Gwern has an extensive, relatively meticulous personal experiment and analysis on Noopept that might appeal to people who are more well-versed in statistics than I am. His work may give you an idea of what we’re dealing with here. He notes in the link above on his experiment that Noopept may have a “small” effect but there is little incentive for him to experiment with it again any time soon. He adds that he was already taking piracetam at the time.
So why bother taking nootropics?
I don’t think the average person should bother taking them.
There’s no need to when there’s plenty of methods that are already better proven and with little doubt to help with cognition and brain health. I take them because I find them interesting.
As to why anyone else would bother taking them?
Nootropics are an intriguing new frontier in terms of drugs. The late Robert Anton Wilson surmised in his book Prometheus Rising that by 2010 “intelligence raising drugs” would be widely available to the public, and I don’t think he was too far off the mark. You can’t buy most of them at GNC or the local pharmacy, but anyone with a little money and access to the Internet can get them.
Wide-eyed hippie futurism aside, the idea of taking a pill and changing your life is highly alluring to many. The movie Limitless alone has probably inspired thousands of psychonauts to find that one holy grail of drugs that will change their lives.
The least romanticized part of becoming a smarter, better person is the amount of trials, tribulations and failures that it takes to get them to that point. We want to be able to take a magic pill like Neo in The Matrix to see “the truth” or take a drug like the protagonist in that Lucy movie and wake up to these cool powers and having our lives fundamentally transformed.
Why should it be so easy as just popping a pill?

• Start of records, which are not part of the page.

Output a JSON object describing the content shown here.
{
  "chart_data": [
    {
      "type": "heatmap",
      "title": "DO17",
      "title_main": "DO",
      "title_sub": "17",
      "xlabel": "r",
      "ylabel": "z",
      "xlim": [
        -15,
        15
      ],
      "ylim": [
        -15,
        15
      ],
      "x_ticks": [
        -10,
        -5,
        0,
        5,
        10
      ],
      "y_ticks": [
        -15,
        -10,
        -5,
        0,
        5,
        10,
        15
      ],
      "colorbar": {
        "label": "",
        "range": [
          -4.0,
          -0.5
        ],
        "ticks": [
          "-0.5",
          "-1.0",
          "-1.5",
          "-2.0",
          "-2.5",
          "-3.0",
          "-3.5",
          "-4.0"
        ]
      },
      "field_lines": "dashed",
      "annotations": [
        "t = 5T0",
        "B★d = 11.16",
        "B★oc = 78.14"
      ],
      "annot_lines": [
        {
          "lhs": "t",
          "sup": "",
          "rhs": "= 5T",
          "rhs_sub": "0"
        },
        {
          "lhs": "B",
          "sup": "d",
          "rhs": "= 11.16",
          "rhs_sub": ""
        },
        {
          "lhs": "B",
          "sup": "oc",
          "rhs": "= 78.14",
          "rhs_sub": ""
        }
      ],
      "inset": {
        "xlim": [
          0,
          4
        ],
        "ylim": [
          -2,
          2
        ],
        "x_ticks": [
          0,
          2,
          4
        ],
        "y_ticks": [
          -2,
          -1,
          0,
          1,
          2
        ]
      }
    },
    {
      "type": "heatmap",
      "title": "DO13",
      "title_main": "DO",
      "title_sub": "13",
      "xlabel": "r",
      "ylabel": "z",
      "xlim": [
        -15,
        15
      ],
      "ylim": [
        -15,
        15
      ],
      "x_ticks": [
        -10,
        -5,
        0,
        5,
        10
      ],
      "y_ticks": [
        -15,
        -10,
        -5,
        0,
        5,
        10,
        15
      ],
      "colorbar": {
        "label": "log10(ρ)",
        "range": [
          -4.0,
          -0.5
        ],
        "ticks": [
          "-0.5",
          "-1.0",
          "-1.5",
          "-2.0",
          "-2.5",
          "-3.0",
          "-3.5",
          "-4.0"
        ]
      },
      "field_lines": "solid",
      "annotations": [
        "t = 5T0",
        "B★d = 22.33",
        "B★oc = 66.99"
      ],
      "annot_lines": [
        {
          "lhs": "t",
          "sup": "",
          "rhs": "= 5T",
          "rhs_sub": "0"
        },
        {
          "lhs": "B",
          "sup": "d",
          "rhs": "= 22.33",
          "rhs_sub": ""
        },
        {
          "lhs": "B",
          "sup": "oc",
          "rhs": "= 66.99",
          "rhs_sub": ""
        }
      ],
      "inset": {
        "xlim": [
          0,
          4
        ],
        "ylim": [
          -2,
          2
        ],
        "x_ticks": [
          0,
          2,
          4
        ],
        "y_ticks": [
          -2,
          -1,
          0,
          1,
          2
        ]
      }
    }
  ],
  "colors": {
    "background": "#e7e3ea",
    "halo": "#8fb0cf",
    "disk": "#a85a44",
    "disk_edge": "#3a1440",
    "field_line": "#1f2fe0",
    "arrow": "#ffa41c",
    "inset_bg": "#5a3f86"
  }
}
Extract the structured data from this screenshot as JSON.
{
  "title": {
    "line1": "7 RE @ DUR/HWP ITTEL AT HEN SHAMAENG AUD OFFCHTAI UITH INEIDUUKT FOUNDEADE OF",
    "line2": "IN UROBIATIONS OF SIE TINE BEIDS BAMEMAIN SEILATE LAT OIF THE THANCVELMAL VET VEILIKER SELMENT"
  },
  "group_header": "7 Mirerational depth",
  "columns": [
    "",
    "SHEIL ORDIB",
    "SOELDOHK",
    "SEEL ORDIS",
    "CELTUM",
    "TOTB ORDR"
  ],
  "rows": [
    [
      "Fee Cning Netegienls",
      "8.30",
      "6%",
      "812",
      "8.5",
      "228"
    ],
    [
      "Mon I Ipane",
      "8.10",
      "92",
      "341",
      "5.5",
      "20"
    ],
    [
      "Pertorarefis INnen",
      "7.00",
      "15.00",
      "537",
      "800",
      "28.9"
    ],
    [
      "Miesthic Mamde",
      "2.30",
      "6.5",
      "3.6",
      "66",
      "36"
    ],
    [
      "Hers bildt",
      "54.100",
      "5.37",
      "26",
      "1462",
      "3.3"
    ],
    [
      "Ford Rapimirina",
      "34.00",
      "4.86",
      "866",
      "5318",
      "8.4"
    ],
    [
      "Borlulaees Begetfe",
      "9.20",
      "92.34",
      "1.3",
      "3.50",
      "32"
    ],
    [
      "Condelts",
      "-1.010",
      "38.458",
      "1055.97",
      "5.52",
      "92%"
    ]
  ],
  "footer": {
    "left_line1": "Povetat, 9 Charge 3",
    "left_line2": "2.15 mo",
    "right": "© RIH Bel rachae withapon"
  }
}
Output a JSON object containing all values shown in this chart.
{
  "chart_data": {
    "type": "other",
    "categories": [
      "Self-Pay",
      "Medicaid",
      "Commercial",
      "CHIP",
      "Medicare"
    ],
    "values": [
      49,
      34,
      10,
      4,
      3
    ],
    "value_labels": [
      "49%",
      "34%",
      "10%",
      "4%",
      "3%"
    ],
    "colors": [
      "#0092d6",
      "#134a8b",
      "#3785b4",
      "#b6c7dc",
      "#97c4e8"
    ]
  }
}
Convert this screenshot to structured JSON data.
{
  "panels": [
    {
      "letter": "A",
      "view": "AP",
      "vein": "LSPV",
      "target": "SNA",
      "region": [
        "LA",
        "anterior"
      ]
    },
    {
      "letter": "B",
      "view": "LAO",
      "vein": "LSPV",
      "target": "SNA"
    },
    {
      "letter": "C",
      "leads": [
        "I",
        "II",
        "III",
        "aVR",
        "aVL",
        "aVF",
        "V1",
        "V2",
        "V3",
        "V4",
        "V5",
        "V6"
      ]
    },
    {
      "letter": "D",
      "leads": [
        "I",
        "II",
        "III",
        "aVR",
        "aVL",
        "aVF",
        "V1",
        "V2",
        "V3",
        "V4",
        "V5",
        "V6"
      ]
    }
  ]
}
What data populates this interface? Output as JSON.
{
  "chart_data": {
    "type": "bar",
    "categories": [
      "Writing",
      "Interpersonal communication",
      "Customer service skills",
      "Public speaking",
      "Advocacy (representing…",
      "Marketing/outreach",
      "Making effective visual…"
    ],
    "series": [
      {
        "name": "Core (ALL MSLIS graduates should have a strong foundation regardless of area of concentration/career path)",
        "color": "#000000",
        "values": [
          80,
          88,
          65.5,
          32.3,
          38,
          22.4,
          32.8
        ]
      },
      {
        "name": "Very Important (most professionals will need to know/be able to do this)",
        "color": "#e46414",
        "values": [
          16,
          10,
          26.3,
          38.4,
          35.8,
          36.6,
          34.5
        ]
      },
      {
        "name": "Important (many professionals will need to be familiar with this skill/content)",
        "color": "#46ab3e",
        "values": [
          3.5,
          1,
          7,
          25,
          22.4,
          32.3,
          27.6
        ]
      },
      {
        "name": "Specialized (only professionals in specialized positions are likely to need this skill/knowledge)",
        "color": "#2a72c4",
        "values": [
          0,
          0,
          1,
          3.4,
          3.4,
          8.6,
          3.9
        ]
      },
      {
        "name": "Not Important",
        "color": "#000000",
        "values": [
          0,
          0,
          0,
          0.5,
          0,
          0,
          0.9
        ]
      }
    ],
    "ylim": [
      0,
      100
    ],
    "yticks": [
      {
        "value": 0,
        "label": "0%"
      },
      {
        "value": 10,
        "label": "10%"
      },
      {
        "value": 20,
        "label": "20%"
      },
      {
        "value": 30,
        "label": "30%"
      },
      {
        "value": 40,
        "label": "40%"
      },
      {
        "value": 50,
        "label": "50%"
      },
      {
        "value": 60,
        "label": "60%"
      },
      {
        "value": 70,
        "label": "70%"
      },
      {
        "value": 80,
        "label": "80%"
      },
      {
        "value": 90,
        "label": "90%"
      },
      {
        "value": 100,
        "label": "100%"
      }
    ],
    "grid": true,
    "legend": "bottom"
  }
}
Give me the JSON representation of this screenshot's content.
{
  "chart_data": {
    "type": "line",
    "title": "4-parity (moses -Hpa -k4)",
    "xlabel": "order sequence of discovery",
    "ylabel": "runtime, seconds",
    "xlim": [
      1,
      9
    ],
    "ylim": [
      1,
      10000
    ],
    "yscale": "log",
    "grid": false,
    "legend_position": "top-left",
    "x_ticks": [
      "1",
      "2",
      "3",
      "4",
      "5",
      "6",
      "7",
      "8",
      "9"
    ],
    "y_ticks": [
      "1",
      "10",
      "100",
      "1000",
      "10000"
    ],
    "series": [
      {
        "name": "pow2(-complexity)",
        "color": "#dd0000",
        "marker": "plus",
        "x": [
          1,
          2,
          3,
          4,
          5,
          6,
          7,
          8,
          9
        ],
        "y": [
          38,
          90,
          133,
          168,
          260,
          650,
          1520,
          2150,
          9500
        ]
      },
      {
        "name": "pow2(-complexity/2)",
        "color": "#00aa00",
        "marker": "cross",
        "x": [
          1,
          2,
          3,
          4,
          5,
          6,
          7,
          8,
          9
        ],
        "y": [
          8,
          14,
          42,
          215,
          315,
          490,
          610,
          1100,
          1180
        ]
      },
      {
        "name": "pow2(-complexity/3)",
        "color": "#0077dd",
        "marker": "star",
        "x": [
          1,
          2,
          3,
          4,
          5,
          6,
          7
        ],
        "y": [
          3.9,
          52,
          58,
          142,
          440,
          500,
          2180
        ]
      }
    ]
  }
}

No one wants to do the hard work.
Apparently the hustle is too much. Plus it’s more profitable for someone to sell the dream or the kneejerk pessimistic reaction to that dream than to explain the sober reality. It’s easier to tell someone “here, take a pill” than to inform them their mentality, their lifestyle, and every preconceived notion they’ve been conditioned into is what’s holding them back.
In conclusion: nootropics may work, and nootropics may not. They may work for some people and they may not work for others.
If there’s ever any solid evidence that a nootropic doesn’t nootrope (not just a single special person saying “it didn’t work for me”), I’ll throw it up on here. If there’s positive scientific human evidence of nootropic drug efficacy, it will be here for certain. In the meantime, I’ll keep experimenting with the stuff that has little to no toxicity for myself and writing about anything else I find interesting here.